How to optimize performance of iteration of a stream by preloading stream items in the background?


I have a situation where I need to process large number of files one by one on the UI thread, where both the loading of each file and the its processing can take a significant amount of time and combined they use too much memory too load all at once. This is all running in a .NET 4.8 application and, unfortunately, in a part of the code base that is synchronous.

In essence, my code looks like this:

IEnumerable<ScanFile> stream = GetScanFileStream();

foreach (ScanFile scanFile in scanFiles)
{
    Process(scanFile); // Requires to be called on the UI thread
}

IEnumerable<ScanFile> GetScanFileStream() =>
    from filePath in Directory.EnumerateFiles("c:\\scans", "*.json")
    select this.LoadScanFile(filePath); // I like to run this in the background
}

Both the the time it takes to execute LoadScanFile is roughly equivalent to the time it takes to execute Process, I'm, therefore, hoping to cut the time it takes to process these files in half by pre-loading the next file on a background thread while the operation is still running on the UI thread.

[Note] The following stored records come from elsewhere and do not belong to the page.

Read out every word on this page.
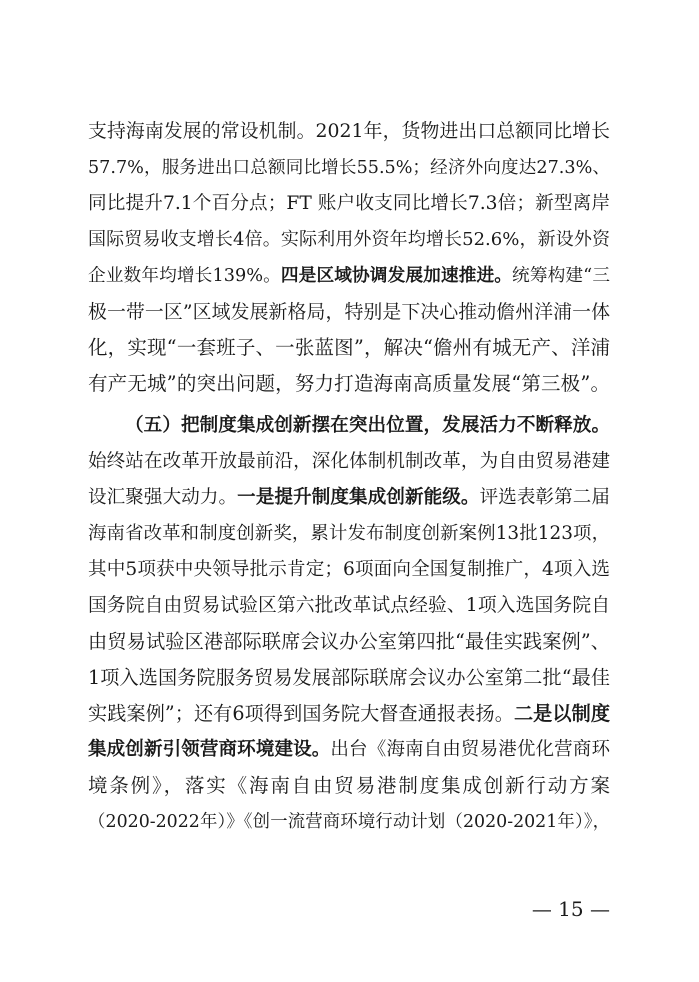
支持海南发展的常设机制。2021年，货物进出口总额同比增长
57.7%，服务进出口总额同比增长55.5%；经济外向度达27.3%、
同比提升7.1个百分点；FT 账户收支同比增长7.3倍；新型离岸
国际贸易收支增长4倍。实际利用外资年均增长52.6%，新设外资
企业数年均增长139%。四是区域协调发展加速推进。统筹构建“三
极一带一区”区域发展新格局，特别是下决心推动儋州洋浦一体
化，实现“一套班子、一张蓝图”，解决“儋州有城无产、洋浦
有产无城”的突出问题，努力打造海南高质量发展“第三极”。
（五）把制度集成创新摆在突出位置，发展活力不断释放。
始终站在改革开放最前沿，深化体制机制改革，为自由贸易港建
设汇聚强大动力。一是提升制度集成创新能级。评选表彰第二届
海南省改革和制度创新奖，累计发布制度创新案例13批123项，
其中5项获中央领导批示肯定；6项面向全国复制推广，4项入选
国务院自由贸易试验区第六批改革试点经验、1项入选国务院自
由贸易试验区港部际联席会议办公室第四批“最佳实践案例”、
1项入选国务院服务贸易发展部际联席会议办公室第二批“最佳
实践案例”；还有6项得到国务院大督查通报表扬。二是以制度
集成创新引领营商环境建设。出台《海南自由贸易港优化营商环
境条例》，落实《海南自由贸易港制度集成创新行动方案
（2020-2022年）》《创一流营商环境行动计划（2020-2021年）》，
— 15 —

What I tried was to create a special IEnumerable<T> decorator implementation, wrapping the original stream, which allowed this behavior, but I quickly found out that the implementation got quickly too complex. I was starting using semaphores to synchronize between the thread. That's when I stopped pursuing this solution thinking there should be easier solutions that have the same effect.

I expected this behavior to be achievable using LINQ to parallel making use of constructs build-in to the BCL and the CLR, but an extensive Google search didn't yield any good results.

What solution could you advise that allows me to cut processing time in half?


Solution

  • You can use an IAsyncEnumerable, and make LoadScanFile async (either using async functions or using Task.Run). Then call the next task before yielding the previoous one.

    IAsyncEnumerable<ScanFile> GetScanFileStream()
    {
        ScanFile scanFile = null;
        foreach (var filePath in Directory.EnumerateFiles("c:\\scans", "*.json"))
        {
            // start the next task
            var scanFileTask = this.LoadScanFileAync(filePath);
            // if we have one already yield it
            if (scanFile != null)
                yield return scanFile;
    
            scanFile = await scanFileTask;
        }
        if (scanFile != null)    // and yield the last one also
            yield return scanFile;
    }
    

    Now you can do

    await foreach (ScanFile scanFile in scanFiles)
    {
        Process(scanFile); // Requires to be called on the UI thread
    }